# Female Guppy who ate ALL her fry!!!



## Guppy-Frog-Girl (Sep 28, 2005)

Hello all....I am new to this forum.. I was wondering If can maybe get some advice.....I bought a new adult female guppy about 2 days ago, turns out she was VERY prego... I noticed her signs of delivering so I put her in a nersery net last night probably at about 11pm.... when I came to check up on her at about 4am she had infact delivered, her gravid spot was gone but there were no babies in the net.... I am assuming she ate them ALL...... How might I prevent this from happening in the future...or maybe not preventing, but protecting at least some of the fry next time......please email me if you have any advice on this subject.


----------



## Damon (Jan 18, 2005)

You will hear different but IME experience (which is somewhat extensive if I do say so myself  ), breeding nets aren't worth the effort. They stress out the females which can lead to fry eating. (There is rumor that females have a hormorne that curbs their appetite so they dont eat fry but I have yet to hear this is confirmed). Its best to have a breeding tank (even a 5 gallon with a sponge filter works great). If this isn't possible, leaving the female in the original tank with plenty of fry cover will be your best bet. They do make breeding contraptions that will actually seperate fry from the mother into another area for safe keeping. They are powered by an air pump. I have used this in the past and it was effective also. Hope this helps. Young females (first births) could also possibly eat their young.

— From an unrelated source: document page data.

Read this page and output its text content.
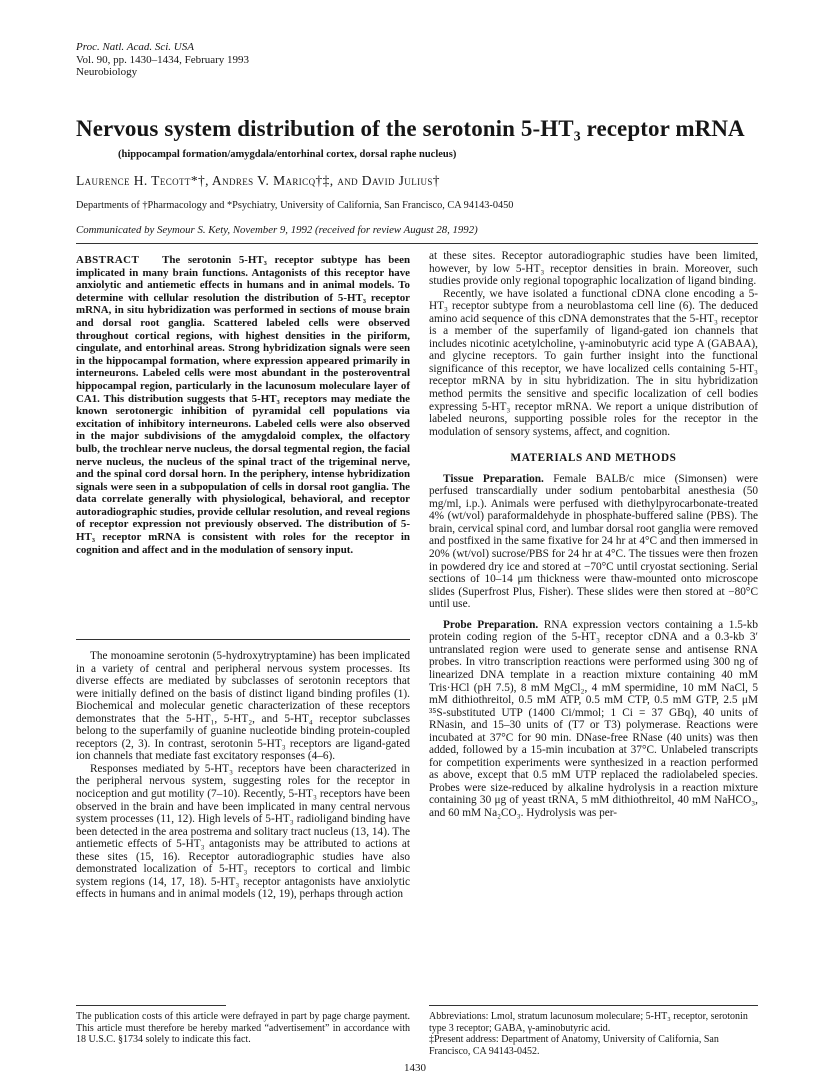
Proc. Natl. Acad. Sci. USA
Vol. 90, pp. 1430–1434, February 1993
Neurobiology
Nervous system distribution of the serotonin 5-HT₃ receptor mRNA
(hippocampal formation/amygdala/entorhinal cortex, dorsal raphe nucleus)
Laurence H. Tecott*†, Andres V. Maricq†‡, and David Julius†
Departments of †Pharmacology and *Psychiatry, University of California, San Francisco, CA 94143-0450
Communicated by Seymour S. Kety, November 9, 1992 (received for review August 28, 1992)

ABSTRACT The serotonin 5-HT₃ receptor subtype has been implicated in many brain functions. Antagonists of this receptor have anxiolytic and antiemetic effects in humans and in animal models. To determine with cellular resolution the distribution of 5-HT₃ receptor mRNA, in situ hybridization was performed in sections of mouse brain and dorsal root ganglia. Scattered labeled cells were observed throughout cortical regions, with highest densities in the piriform, cingulate, and entorhinal areas. Strong hybridization signals were seen in the hippocampal formation, where expression appeared primarily in interneurons. Labeled cells were most abundant in the posteroventral hippocampal region, particularly in the lacunosum moleculare layer of CA1. This distribution suggests that 5-HT₃ receptors may mediate the known serotonergic inhibition of pyramidal cell populations via excitation of inhibitory interneurons. Labeled cells were also observed in the major subdivisions of the amygdaloid complex, the olfactory bulb, the trochlear nerve nucleus, the dorsal tegmental region, the facial nerve nucleus, the nucleus of the spinal tract of the trigeminal nerve, and the spinal cord dorsal horn. In the periphery, intense hybridization signals were seen in a subpopulation of cells in dorsal root ganglia. The data correlate generally with physiological, behavioral, and receptor autoradiographic studies, provide cellular resolution, and reveal regions of receptor expression not previously observed. The distribution of 5-HT₃ receptor mRNA is consistent with roles for the receptor in cognition and affect and in the modulation of sensory input.

The monoamine serotonin (5-hydroxytryptamine) has been implicated in a variety of central and peripheral nervous system processes. Its diverse effects are mediated by subclasses of serotonin receptors that were initially defined on the basis of distinct ligand binding profiles (1). Biochemical and molecular genetic characterization of these receptors demonstrates that the 5-HT₁, 5-HT₂, and 5-HT₄ receptor subclasses belong to the superfamily of guanine nucleotide binding protein-coupled receptors (2, 3). In contrast, serotonin 5-HT₃ receptors are ligand-gated ion channels that mediate fast excitatory responses (4–6).

Responses mediated by 5-HT₃ receptors have been characterized in the peripheral nervous system, suggesting roles for the receptor in nociception and gut motility (7–10). Recently, 5-HT₃ receptors have been observed in the brain and have been implicated in many central nervous system processes (11, 12). High levels of 5-HT₃ radioligand binding have been detected in the area postrema and solitary tract nucleus (13, 14). The antiemetic effects of 5-HT₃ antagonists may be attributed to actions at these sites (15, 16). Receptor autoradiographic studies have also demonstrated localization of 5-HT₃ receptors to cortical and limbic system regions (14, 17, 18). 5-HT₃ receptor antagonists have anxiolytic effects in humans and in animal models (12, 19), perhaps through action

at these sites. Receptor autoradiographic studies have been limited, however, by low 5-HT₃ receptor densities in brain. Moreover, such studies provide only regional topographic localization of ligand binding.

Recently, we have isolated a functional cDNA clone encoding a 5-HT₃ receptor subtype from a neuroblastoma cell line (6). The deduced amino acid sequence of this cDNA demonstrates that the 5-HT₃ receptor is a member of the superfamily of ligand-gated ion channels that includes nicotinic acetylcholine, γ-aminobutyric acid type A (GABAA), and glycine receptors. To gain further insight into the functional significance of this receptor, we have localized cells containing 5-HT₃ receptor mRNA by in situ hybridization. The in situ hybridization method permits the sensitive and specific localization of cell bodies expressing 5-HT₃ receptor mRNA. We report a unique distribution of labeled neurons, supporting possible roles for the receptor in the modulation of sensory systems, affect, and cognition.

MATERIALS AND METHODS

Tissue Preparation. Female BALB/c mice (Simonsen) were perfused transcardially under sodium pentobarbital anesthesia (50 mg/ml, i.p.). Animals were perfused with diethylpyrocarbonate-treated 4% (wt/vol) paraformaldehyde in phosphate-buffered saline (PBS). The brain, cervical spinal cord, and lumbar dorsal root ganglia were removed and postfixed in the same fixative for 24 hr at 4°C and then immersed in 20% (wt/vol) sucrose/PBS for 24 hr at 4°C. The tissues were then frozen in powdered dry ice and stored at −70°C until cryostat sectioning. Serial sections of 10–14 μm thickness were thaw-mounted onto microscope slides (Superfrost Plus, Fisher). These slides were then stored at −80°C until use.

Probe Preparation. RNA expression vectors containing a 1.5-kb protein coding region of the 5-HT₃ receptor cDNA and a 0.3-kb 3′ untranslated region were used to generate sense and antisense RNA probes. In vitro transcription reactions were performed using 300 ng of linearized DNA template in a reaction mixture containing 40 mM Tris·HCl (pH 7.5), 8 mM MgCl₂, 4 mM spermidine, 10 mM NaCl, 5 mM dithiothreitol, 0.5 mM ATP, 0.5 mM CTP, 0.5 mM GTP, 2.5 μM ³⁵S-substituted UTP (1400 Ci/mmol; 1 Ci = 37 GBq), 40 units of RNasin, and 15–30 units of (T7 or T3) polymerase. Reactions were incubated at 37°C for 90 min. DNase-free RNase (40 units) was then added, followed by a 15-min incubation at 37°C. Unlabeled transcripts for competition experiments were synthesized in a reaction performed as above, except that 0.5 mM UTP replaced the radiolabeled species. Probes were size-reduced by alkaline hydrolysis in a reaction mixture containing 30 μg of yeast tRNA, 5 mM dithiothreitol, 40 mM NaHCO₃, and 60 mM Na₂CO₃. Hydrolysis was per-

The publication costs of this article were defrayed in part by page charge payment. This article must therefore be hereby marked “advertisement” in accordance with 18 U.S.C. §1734 solely to indicate this fact.
Abbreviations: Lmol, stratum lacunosum moleculare; 5-HT₃ receptor, serotonin type 3 receptor; GABA, γ-aminobutyric acid.
‡Present address: Department of Anatomy, University of California, San Francisco, CA 94143-0452.
1430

There is a second option as moving her may have stress her out so much she "aborted" her fry.


----------



## Guppy-Frog-Girl (Sep 28, 2005)

Thanks for the advice...I guess for next time (in a few weeks or so) I can have more plants and stuff added to my tank or do the 5 gallon tank with sponge filter as you suggested. Thanks again...


----------



## Sly Guy (Feb 15, 2005)

my guppies usually dont bother young while birthing its when shes done just keep an eye on her and when shes done just seperate her and the fry. i usually use breeder nets and they work fine for me but i have a breeder tank also but even after they are born i cant realease fry into the tanks with other adults becuse they will still get eaten
so i keep all fry seperated for about a month depends on how fast the grow

but what works for one may not work for another


----------



## Guppy-Frog-Girl (Sep 28, 2005)

Thanks Sly Guy for the advice...I work a full time Job...5a to 5p, Mon.-Fri. So it might be hard to keep an eye on her at all hours... after all this time it happened while I was sleeping. I might just have to put them in breeder tank and then put one of those net dividers so that they may hide in the plants on the other side of the tank. If you have any suggestions on how to set up abreeder tank with a net divider in it please Post. Thanks to all for your comments...


----------



## Sly Guy (Feb 15, 2005)

in my breeder tank i put fake plants in it just floating around and at the top and a few in the gravel so thier is plenty of hiding then i make a divider about 3/4 of the way on one side or the other and make the holes big enough for the fry to get through not adults and i always make mmore wholes at the top then the bottom in my expierence fry tend to stay towards the top of the tank this way they can get to the other side or have places to hide and if a few get over to the other side then the rest usually follow i use plastic dividers u can buy the ones from pet shops or go to a craft store and buy some palstic its just a little harder to cut to fit


----------



## Guppy-Frog-Girl (Sep 28, 2005)

so on which side do you put the female on? the 3/4 side or the 1/4 side? I am assuming on the 1/4... the one with out the the plants right?


----------



## Sly Guy (Feb 15, 2005)

yeah on the 1/4 side but u want at least one plant on top floating for the fry to hide until the get into the other side


----------



## Guppy-Frog-Girl (Sep 28, 2005)

Ok, will do.... Thank you so much for the advice... I will start working on it this week.. after all, it will be a couple of weeks before she delivers again. She is my only female


----------



## Alisha (Aug 5, 2005)

Well,
I guess it depends on the female because I had a female who had fry and didn't bother any of them at all, she just wasn't interested in eating them, there were only 2 plants for cover, and they didn't even really hide, she would swim right along side of them, and be fine. But like I said, I guess it depends on the female. For yours I would just keep a close eye on her, next time she is close to delivery, and I have never used a breeding net/box, so I don't know how effective they are, but good luck.


----------



## Guppy-Frog-Girl (Sep 28, 2005)

Thnx Alicia....Yeah my female is bigger than all my males, actually than any other guppy that I have ever had....I've noticed that she beats them off her when they get a little too frisky with her. But I know, she might be a little more aggressive than most females I've had. Thanks again for the posts..


----------